Healthcare providers, including oncologists and lactation consultants, offer guidance based on the specific medical situation, ensuring the safety of both the parent and the infant. Balancing the benefits of breastfeeding with the necessity of effective cancer treatment is a primary consideration.

Is Breast Milk Safe for the Baby?

A concern for many is the safety of breast milk for the baby when the parent has breast cancer. Cancer cells themselves do not pass into breast milk. However, breastfeeding safety is compromised when certain cancer treatments are involved.

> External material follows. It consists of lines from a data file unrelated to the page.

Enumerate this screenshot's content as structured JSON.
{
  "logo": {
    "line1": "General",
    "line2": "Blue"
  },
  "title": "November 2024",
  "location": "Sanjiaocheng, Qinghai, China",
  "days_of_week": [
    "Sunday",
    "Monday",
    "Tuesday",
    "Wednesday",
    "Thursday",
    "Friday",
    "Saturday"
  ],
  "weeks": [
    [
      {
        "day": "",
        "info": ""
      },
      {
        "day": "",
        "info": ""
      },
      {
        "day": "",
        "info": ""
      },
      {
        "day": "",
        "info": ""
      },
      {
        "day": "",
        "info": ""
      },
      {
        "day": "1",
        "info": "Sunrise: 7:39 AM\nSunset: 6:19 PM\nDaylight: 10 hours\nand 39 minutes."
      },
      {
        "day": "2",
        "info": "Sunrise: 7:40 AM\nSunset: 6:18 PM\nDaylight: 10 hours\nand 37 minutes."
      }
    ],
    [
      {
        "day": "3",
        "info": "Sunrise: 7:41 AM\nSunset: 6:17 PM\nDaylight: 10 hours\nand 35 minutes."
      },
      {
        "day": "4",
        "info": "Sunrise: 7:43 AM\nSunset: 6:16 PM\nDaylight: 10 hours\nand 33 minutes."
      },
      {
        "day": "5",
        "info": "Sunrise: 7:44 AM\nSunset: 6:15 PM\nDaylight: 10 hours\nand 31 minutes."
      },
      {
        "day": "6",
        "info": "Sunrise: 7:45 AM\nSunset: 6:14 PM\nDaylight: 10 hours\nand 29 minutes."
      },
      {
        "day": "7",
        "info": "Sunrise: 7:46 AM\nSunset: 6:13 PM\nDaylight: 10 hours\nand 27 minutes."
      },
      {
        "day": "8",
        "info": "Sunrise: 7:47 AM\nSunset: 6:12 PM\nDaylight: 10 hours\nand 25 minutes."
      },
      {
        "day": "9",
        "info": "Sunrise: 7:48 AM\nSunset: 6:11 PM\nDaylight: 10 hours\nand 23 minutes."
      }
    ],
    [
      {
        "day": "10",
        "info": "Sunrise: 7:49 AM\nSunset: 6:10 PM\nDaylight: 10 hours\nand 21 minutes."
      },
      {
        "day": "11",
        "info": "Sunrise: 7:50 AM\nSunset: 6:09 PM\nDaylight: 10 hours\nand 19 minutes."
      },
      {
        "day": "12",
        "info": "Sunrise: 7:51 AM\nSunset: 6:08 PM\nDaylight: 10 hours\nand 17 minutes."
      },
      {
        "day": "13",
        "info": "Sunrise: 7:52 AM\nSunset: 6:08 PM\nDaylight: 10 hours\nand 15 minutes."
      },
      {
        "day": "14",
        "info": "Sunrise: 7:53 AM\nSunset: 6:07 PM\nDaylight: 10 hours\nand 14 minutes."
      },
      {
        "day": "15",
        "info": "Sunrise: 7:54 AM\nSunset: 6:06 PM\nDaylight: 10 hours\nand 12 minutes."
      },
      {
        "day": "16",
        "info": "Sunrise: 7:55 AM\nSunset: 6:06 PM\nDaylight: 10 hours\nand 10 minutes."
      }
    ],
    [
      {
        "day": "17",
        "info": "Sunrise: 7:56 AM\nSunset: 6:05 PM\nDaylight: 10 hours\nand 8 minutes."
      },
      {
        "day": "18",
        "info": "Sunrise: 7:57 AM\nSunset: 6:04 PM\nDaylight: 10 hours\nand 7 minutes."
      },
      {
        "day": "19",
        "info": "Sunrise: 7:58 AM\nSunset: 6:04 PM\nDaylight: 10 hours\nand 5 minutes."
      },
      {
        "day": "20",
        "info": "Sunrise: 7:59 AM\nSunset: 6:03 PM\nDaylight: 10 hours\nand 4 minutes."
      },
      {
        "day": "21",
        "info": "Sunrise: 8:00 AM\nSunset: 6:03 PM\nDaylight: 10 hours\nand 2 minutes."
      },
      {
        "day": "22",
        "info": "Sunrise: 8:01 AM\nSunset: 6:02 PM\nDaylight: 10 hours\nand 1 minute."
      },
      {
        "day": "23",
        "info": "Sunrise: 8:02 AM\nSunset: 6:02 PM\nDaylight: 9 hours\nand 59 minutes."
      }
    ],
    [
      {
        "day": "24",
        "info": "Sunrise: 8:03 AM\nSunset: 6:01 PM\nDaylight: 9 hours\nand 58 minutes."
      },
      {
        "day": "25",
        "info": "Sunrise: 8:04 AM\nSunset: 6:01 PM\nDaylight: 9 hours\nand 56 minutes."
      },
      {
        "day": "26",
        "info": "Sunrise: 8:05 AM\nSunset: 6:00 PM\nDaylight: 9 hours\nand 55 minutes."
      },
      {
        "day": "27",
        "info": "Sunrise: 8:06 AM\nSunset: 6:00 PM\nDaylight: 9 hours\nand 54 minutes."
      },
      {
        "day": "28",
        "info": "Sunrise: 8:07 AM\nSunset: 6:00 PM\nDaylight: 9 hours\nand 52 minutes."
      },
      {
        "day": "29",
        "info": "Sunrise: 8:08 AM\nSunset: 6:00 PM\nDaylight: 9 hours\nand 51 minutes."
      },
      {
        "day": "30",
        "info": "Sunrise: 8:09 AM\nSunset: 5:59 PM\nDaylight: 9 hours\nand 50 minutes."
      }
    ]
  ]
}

Many chemotherapy drugs, some targeted therapies, and certain hormonal therapies can be excreted into breast milk. These substances can be harmful or toxic to an infant, potentially causing side effects or interfering with their development. For this reason, healthcare professionals generally advise against breastfeeding during systemic treatments like chemotherapy or specific targeted therapies. Consulting with an oncologist is necessary to determine breastfeeding safety based on the specific treatment plan.